L’ordonnance n° 2022-1336 du 19 octobre 2022 relative aux droits sociaux des personnes détenues permet d’achever la réforme du travail pénitentiaire initiée par la loi pour la confiance dans l’institution judiciaire.

Attendue comme l’aboutissement de la réforme du travail pénitentiaire débutée avec la loi n° 2021-1729 du 22 décembre 2021, l’ordonnance n° 2022-1336 du 19 octobre 2022 relative aux droits sociaux des personnes détenues affiche clairement la volonté de rapprocher le régime applicable aux personnes détenues de celui des travailleurs en milieu libre. Elle se traduit notamment par une pénétration renforcée du code de la sécurité sociale et du code du travail en détention avec pour fil conducteur la lutte contre la commission de nouvelles infractions et la préparation à la sortie de détention.

Pour rappel, la réforme du travail pénitentiaire a débuté avec la loi du 22 décembre 2021, qui est venue substituer aux anciens actes d’engagement le contrat d’emploi pénitentiaire (CEP). La qualification de contrat de droit public sui generis pouvait faire craindre une réforme quelque peu timorée, faisant la part belle au régime exorbitant du droit commun. Toutefois, le décret du 25 avril 2022 relatif au travail des personnes détenues a finalement donné une réelle consistance au CEP en encadrant la durée maximale du temps de travail, le barème de rémunération ou encore les motifs légitimes de suspension ou de résiliation du contrat. Si le décret a considérablement enrichi le deuxième chapitre du livre IV de la partie réglementaire du code pénitentiaire, le régime juridique relatif aux prestations sociales liées au travail carcéral était renvoyé à la compétence du gouvernement qui avait obtenu l’habilitation de légiférer par voie d’ordonnance aux termes de l’article 22 de la loi du 22 décembre 2021. C’est précisément ce vide juridique qu’entend combler l’ordonnance du 19 octobre.

Le premier constat qui s’impose est l’ampleur de la réforme. Ce ne sont pas moins de quatre branches du droit qui sont mobilisées. Le texte vient en effet modifier le code de la sécurité sociale, le code du travail et dans une moindre mesure, le code de l’action sociale et des familles et le code de la commande publique. Surtout, il abonde le chapitre IV du titre II du livre III de la partie législative du code pénitentiaire relatif à la protection sociale, jusqu’alors vierge de toute disposition. Il enrichit également considérablement le chapitre II du livre IV de la partie législative du même code relative au travail.

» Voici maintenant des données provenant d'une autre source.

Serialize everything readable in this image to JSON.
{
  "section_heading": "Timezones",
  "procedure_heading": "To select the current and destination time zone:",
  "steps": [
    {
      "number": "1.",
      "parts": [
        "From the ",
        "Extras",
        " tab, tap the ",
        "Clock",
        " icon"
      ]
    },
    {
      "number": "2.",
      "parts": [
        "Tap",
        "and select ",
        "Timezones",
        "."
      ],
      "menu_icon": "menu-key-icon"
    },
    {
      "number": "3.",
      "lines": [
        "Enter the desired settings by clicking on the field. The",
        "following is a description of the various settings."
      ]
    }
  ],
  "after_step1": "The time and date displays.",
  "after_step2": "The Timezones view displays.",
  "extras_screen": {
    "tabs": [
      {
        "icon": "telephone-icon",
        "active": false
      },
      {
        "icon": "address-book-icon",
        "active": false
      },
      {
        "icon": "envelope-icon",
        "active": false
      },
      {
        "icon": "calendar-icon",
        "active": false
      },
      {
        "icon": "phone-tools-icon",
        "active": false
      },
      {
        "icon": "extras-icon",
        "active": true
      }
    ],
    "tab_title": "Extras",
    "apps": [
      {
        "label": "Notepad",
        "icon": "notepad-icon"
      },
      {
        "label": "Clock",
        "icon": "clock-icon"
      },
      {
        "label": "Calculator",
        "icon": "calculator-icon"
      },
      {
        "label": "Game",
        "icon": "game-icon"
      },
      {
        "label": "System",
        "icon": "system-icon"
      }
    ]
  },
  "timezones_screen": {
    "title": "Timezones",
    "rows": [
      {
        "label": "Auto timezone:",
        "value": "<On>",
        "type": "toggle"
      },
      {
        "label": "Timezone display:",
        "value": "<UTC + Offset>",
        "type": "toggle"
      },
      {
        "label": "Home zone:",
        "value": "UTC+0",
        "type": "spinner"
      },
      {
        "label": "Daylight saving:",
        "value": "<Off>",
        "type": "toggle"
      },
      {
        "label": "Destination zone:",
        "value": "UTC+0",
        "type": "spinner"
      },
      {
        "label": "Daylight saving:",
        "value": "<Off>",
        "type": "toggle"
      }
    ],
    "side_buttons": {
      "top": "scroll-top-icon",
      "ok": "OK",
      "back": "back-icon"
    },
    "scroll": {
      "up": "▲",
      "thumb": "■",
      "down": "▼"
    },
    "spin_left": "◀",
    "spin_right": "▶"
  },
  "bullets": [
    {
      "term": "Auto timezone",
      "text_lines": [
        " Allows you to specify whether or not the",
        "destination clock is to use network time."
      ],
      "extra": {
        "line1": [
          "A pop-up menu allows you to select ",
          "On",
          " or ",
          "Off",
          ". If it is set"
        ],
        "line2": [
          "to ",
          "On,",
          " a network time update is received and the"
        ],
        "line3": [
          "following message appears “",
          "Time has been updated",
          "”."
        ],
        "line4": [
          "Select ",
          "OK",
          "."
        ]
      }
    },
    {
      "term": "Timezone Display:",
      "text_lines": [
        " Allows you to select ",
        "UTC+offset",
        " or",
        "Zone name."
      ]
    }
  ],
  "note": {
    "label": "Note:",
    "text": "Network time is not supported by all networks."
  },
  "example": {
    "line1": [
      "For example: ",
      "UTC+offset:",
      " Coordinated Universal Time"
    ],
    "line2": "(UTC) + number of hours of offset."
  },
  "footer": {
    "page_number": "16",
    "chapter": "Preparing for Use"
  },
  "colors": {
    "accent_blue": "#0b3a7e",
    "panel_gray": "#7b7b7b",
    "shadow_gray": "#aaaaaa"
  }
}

Le second constat est celui du caractère exhaustif de l’ordonnance. L’ensemble des problématiques relatives à la protection sociale sont envisagées, allant même jusqu’à organiser un régime de protection en matière de lutte contre les discriminations et le harcèlement dans le cadre de l’activité professionnelle. À noter qu’une disposition qui aurait potentiellement pu être qualifiée de cavalier législatif modifie l’article L. 411-3 du code pénitentiaire en faisant passer la mixité des activités en détention de simple faculté à une véritable obligation pour le chef d’établissement.

Nous noterons enfin que conformément aux choix arrêtés par les rédacteurs du code pénitentiaire, les modifications apportées à ce dernier opèrent essentiellement par renvoi dans les domaines où l’administration pénitentiaire n’intervient pas à titre principal. Le travail pénitentiaire est par conséquent un régime juridique qui se situe au croisement de plusieurs codes et si sa lecture n’en est pas facilitée, on assiste cependant à un réel rapprochement du droit commun. Concrètement, l’ordonnance aborde, pour l’essentiel, le régime...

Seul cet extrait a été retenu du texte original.